Je donne une info sur un test de débit et je ne vois pas pourquoi vous faites une relation avec les DNS.  Ceux qui sont chez Numericable, bien souvent ne savent pas que ce lien existe. Est-ce un problème de le mentionner ?


----------



## Anonyme (15 Août 2012)

Pas de problème du tout, au contraire, l'info est bienvenue.

Mais il faut faire passer le message à ceux qui ne le savent pas qu'on peut avoir une connexion à très haut débit tout en ayant un accès très lent aux sites web. (si pb de DNS).

Y a pas de malaise


----------



## triangle12 (13 Août 2013)

Bonjour,

J'ai un ordinateur imac avec OSX 10.6.
L'internet fonctionnait très bien jusqu'à quelque jour ou j'ai un débit anormalement bas.
Sur mon ordinateur portable le débit semble meilleur donc je suppose, ne vient pas du réseau.
J'ai fais un test et le ping est à 34s, le débit descendant à 0,66Mbps et le débit montant à 0,86Mbps.
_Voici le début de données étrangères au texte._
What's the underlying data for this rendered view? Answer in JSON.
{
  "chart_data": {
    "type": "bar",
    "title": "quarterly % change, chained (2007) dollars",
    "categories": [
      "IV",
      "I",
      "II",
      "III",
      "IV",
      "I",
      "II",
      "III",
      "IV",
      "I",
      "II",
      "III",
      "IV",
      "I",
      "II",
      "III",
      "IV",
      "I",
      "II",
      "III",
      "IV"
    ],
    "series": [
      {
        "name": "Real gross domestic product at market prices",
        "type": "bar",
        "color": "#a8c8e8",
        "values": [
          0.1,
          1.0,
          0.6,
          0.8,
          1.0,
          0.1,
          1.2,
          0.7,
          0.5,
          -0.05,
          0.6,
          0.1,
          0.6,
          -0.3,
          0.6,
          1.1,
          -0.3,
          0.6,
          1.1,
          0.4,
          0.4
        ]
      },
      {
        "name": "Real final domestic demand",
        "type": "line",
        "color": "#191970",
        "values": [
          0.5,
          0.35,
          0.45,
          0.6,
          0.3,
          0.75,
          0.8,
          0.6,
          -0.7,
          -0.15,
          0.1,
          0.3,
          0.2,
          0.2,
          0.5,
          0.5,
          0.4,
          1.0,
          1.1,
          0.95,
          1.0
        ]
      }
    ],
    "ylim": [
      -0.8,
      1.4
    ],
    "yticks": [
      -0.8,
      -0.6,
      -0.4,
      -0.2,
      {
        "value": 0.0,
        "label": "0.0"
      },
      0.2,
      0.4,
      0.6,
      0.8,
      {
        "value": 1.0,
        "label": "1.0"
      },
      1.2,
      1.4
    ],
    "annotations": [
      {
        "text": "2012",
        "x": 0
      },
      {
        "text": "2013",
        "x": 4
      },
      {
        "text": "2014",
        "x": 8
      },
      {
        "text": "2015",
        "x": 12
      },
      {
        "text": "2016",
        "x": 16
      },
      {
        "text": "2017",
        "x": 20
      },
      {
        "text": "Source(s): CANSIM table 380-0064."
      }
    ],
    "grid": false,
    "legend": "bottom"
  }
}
Pouvez vous m'aidez s'il vous plait 

Merci d'avance


----------



## Ewilan93 (11 Septembre 2013)

Je rencontre un problème similaire.
Internet fonctionnait parfaitement jusqu'il y a une semaine.
Maintenant, charger une page devient un calvaire.

Je ne comprends rien au système DNS mais je peux fournir des captures s'il le faut.

Internet est surtout lent sur l'iMac, sur mon MacBook Pro, aucun soucis.
Je suis sous Mac OS X 10.6

Merci

Edit : à force de chipoter, j'ai viré ma connection Ethernet et je l'ai réinstallé à nouveau.
Pour l'instant, tout est revenu à la normale. Je croise les doigts pour que ça dure !


----------



## ntx (11 Septembre 2013)

Quand on ne sait que faire, on peut commencer par utiliser l'aide du Finder : tu tapes DNS et tu auras la démarche à suivre pour le DNS. Il te suffit alors de reprendre les réglages d'une machine qui fonctionne bien.


----------



## lorelei1 (17 Novembre 2013)

Renaud31 a dit:


> Bonjour,
> 
> donne des infos sur ta connexion : FAI + 2 captures d'écran :
> 
> ...



Bonsoir,

Mon mc book pro est lent mac os x 10.7 lion. Lorsque je lance safari cela prend au moins 30 secondes. Mon curseur tourne un peu de plus en plus ces derniers jours. Quand je suis sur google chrome les pages prennent du temps à charger. Lorsque je suis en visio sur facetime ou skype les navigateurs bug à cause des appels vidéos. Je ne peux passer des appels vidéos quand je surfe sur le net autrement ça bug énormément les pages internet se figent et le plug in shockwave figent les pages.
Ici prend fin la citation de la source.